SC for Ed has become a force to reckon with. The group got what it wanted in stopping the big education bill from passing this year, though there’s disagreement on whether the messaging will end up helping or hurting the hers’ cause. In response to the May 1 protest, some legislators said they’re being inaccurately blasted as doing nothing for teachers even as they’re trying to make changes.
The fight over legalizing marijuana for patients with chronic ailments took an odd turn with an anonymous mailer accusing Sen. Tom Davis, R-Beaufort, of trying to turn the state into “one big pot party.”
Davis used it to his advantage, pointing to the laughable mailer as underscoring “the intellectual deficiency of the opposition.” Who sent it remains unknown.

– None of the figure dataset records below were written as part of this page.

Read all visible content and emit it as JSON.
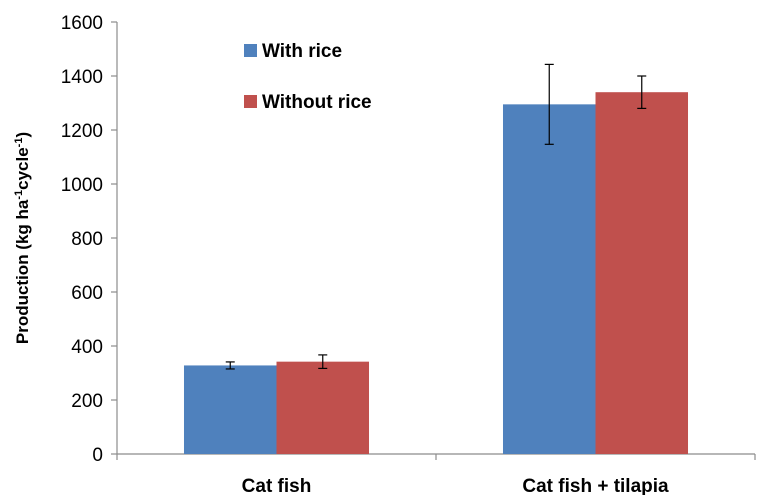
{
  "chart_data": {
    "type": "bar",
    "categories": [
      "Cat fish",
      "Cat fish + tilapia"
    ],
    "series": [
      {
        "name": "With rice",
        "color": "#4F81BD",
        "values": [
          328,
          1295
        ],
        "error": [
          13,
          148
        ]
      },
      {
        "name": "Without rice",
        "color": "#C0504D",
        "values": [
          342,
          1340
        ],
        "error": [
          25,
          60
        ]
      }
    ],
    "ylabel": "Production  (kg ha-1cycle-1)",
    "ylabel_parts": {
      "main": "Production  (kg ha",
      "exp1": "-1",
      "mid": "cycle",
      "exp2": "-1",
      "end": ")"
    },
    "ylim": [
      0,
      1600
    ],
    "yticks": [
      0,
      200,
      400,
      600,
      800,
      1000,
      1200,
      1400,
      1600
    ],
    "legend_position": "top-left",
    "grid": false
  }
}
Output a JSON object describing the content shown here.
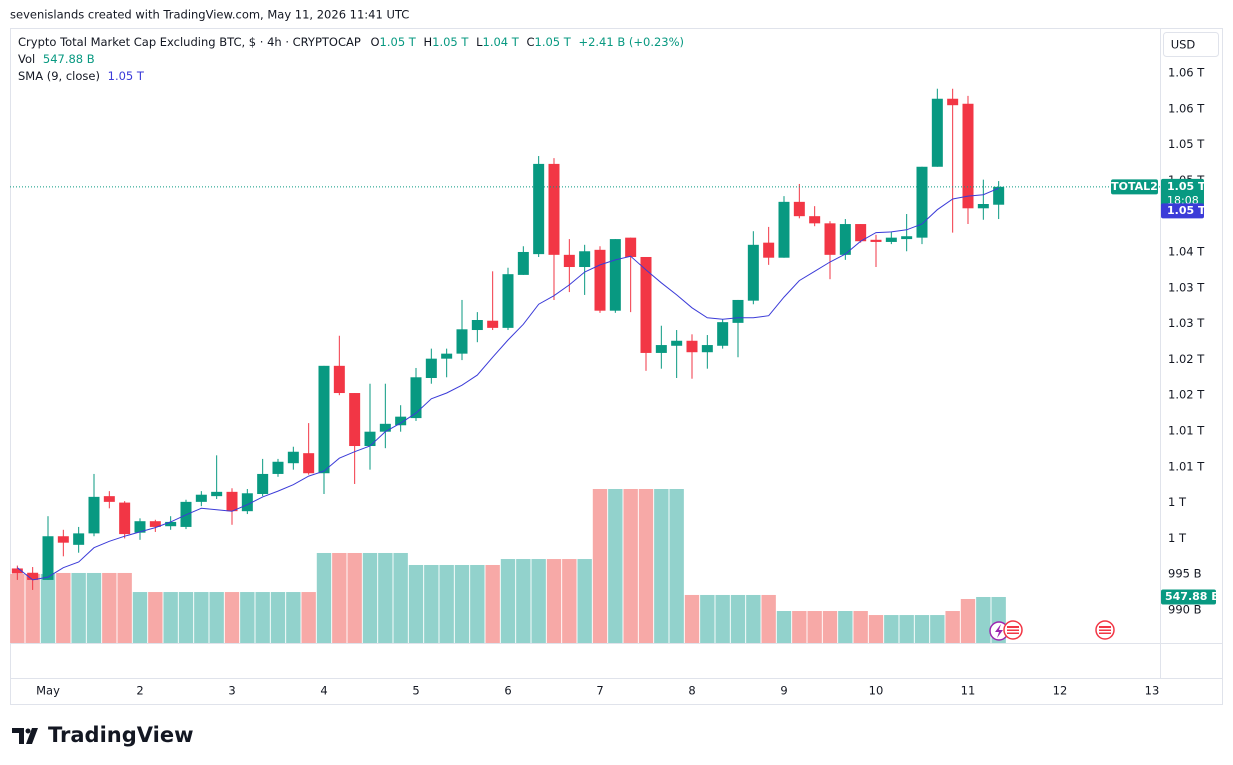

While the mailer generated a backlash of support, the bill continues to draw strong opposition from state medical leaders and law enforcement, notably State Law Enforcement Chief Mark Keel, who made repeatedly clear he’s not budging until the federal government approves marijuana as medicine.
In December, the state Chamber of Commerce made overhauling South Carolina’s tax code its top priority and presented a report offering a way to get it done.
A House panel that’s been studying tax reform for years made some progress, tentatively approving rough outlines for changes to state sales and income taxes. But that’s as far as the effort’s gotten. Previous attempts to eliminate sales tax exemptions have also fizzled.
What becomes of the state-owned utility remains a question, but it’s a survivor so far, unlike South Carolina Electric & Gas, its partner in the partially built nuclear power reactors the pair abandoned in July 2017 after jointly spending $9 billion.
McMaster has made clear ever since he wants to sell it. The House and Senate have approved separate paths for gathering official bids to determine whether selling parts or all of it, or turning over management, makes sense for taxpayers, ratepayers and employees. They’ll debate later this month which route to take and could return later this year to debate the offers.
But any sale faces strong opposition in the Senate.